Sexta-feira, 09 de maio de 2025

O Paradoxo Trumpista e o “Doce Comércio” de Montesquieu

No turbilhão político que marca os Estados Unidos contemporâneos, Donald Trump encarna uma contradição essencial, que remete a uma das mais refinadas tradições do pensamento político moderno. Ao revisitar Montesquieu, notadamente sua máxima de que “é uma felicidade para os homens encontrarem-se numa situação em que, ao mesmo tempo em que suas paixões inspiram-lhes a ideia de serem maus, eles têm interesse em não sê-lo”, somos levados a refletir sobre os limites — e também as salvaguardas — do comportamento de líderes autoritários em sistemas democráticos.

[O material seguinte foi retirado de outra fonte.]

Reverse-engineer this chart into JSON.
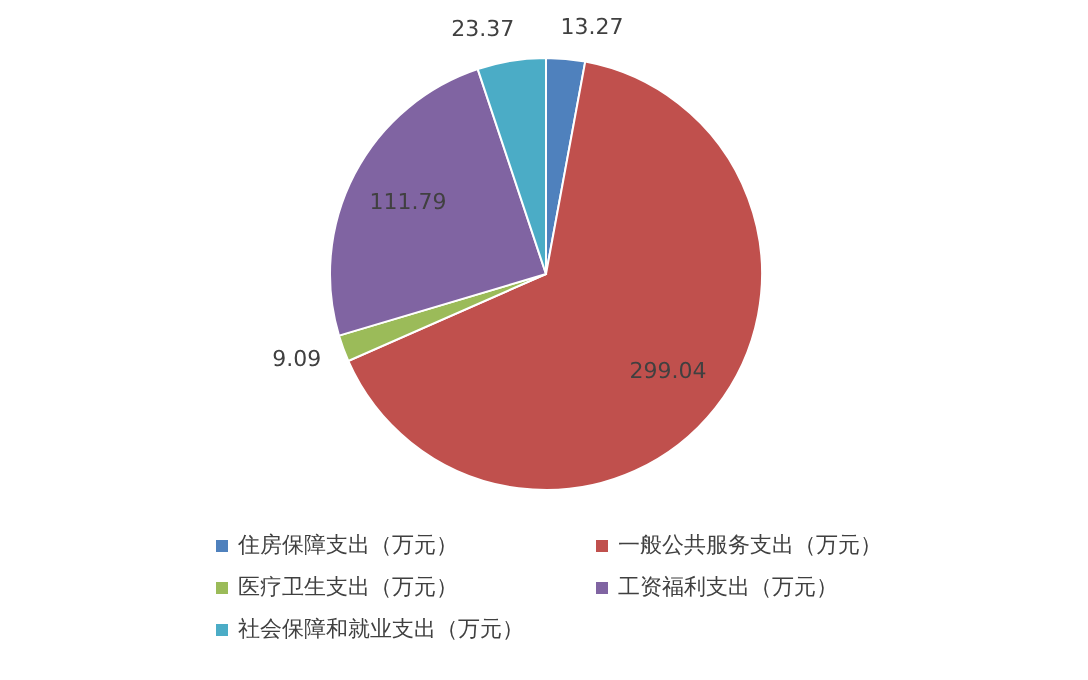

Trump, cuja trajetória política está marcada por impulsos personalistas, ataques sistemáticos às instituições e gestos teatrais que flertam com o grotesco, tem se revelado uma figura extremamente controversa. Sua paixão pelo “deal”, sua obsessão pela negociação como arte maior da vida pública e privada, em contraste com sua personalidade arrivista, o insere num dilema: é levado por impulsos destrutivos, mas encontra, no desejo de manter seus negócios, influência e prestígio, razões para não ultrapassar certos limites.

Esse paradoxo nos remete ao conceito de doux commerce, cunhado também por Montesquieu. A ideia de que o comércio amacia os costumes, que a interdependência econômica modera os ímpetos da violência, foi um dos pilares da filosofia iluminista e da arquitetura institucional liberal. Quando os fundadores dos Estados Unidos desenharam sua república constitucional, com seus freios e contrapesos entre os poderes, certamente compartilhavam essa crença otimista de que interesses bem calibrados poderiam conter paixões maliciosas.

Contudo, o caso Trump desafia essa fórmula. Durante seu primeiro mandato e agora, vemos um chefe de Estado que, ao invés de ser refreado por regras institucionais e compromissos internacionais, muitas vezes testa seus limites. Desafia a separação de poderes, despreza a imprensa livre, confronta a academia e o Judiciário e estimula tensões raciais e religiosas. A recente performance grotesca de Trump vestido como Sumo Pontífice, ao zombar da iconografia católica, expõe não apenas seu desrespeito à diversidade religiosa, mas sua busca constante por atenção e domínio narrativo, mesmo que à custa da estabilidade institucional.

Ainda assim, mesmo nesse cenário sombrio, é preciso reconhecer os antídotos da própria estrutura americana. As instituições, ainda que abaladas, mostram alguma resiliência. A Suprema Corte mantém sua independência, governadores e parlamentos estaduais resistem à pressão eleitoral indevida. E, em certos episódios, o próprio Trump recuou — não por escrúpulo, mas por cálculo. O comércio, os mercados, os investidores e os acordos bilaterais exerceram sobre ele uma força gravitacional inusitada: o medo de quebrar a lógica do lucro o impediu de levar certas ações ao extremo.

É neste ponto que o paradoxo se intensifica. Se, por um lado, é inquietante que a democracia dependa do egoísmo ilustrado de seus líderes, por outro, é uma vitória silenciosa do projeto iluminista que até mesmo um autocrata em potencial seja, ao fim, compelido a agir com alguma moderação por interesse próprio. A paixão de Trump

pelos negócios torna-se, assim, uma contenção involuntária de sua própria ruína moral e institucional.
Há aqui, portanto, uma ironia providencial. A mesma lógica de acumulação e negociação que gerou desigualdades e tensões no sistema global, talvez seja a última trincheira contra o autoritarismo puro. Se Trump mantém algum vínculo com a racionalidade — por mais precário que seja —, é por saber que sem comércio não há império, e sem estabilidade institucional não há negócios.

Por fim, cabe ao observador atento reconhecer o duplo movimento da história. As paixões humanas não mudaram, mas as estruturas que as cercam e moldam, sim. A democracia liberal, mesmo acuada, ainda se mostra capaz de absorver e neutralizar forças destrutivas quando suas instituições são firmes e seus cidadãos vigilantes. Trump pode ser inclinado ao mal, como advertia Montesquieu, mas felizmente ainda pode ter interesse em não sê-lo.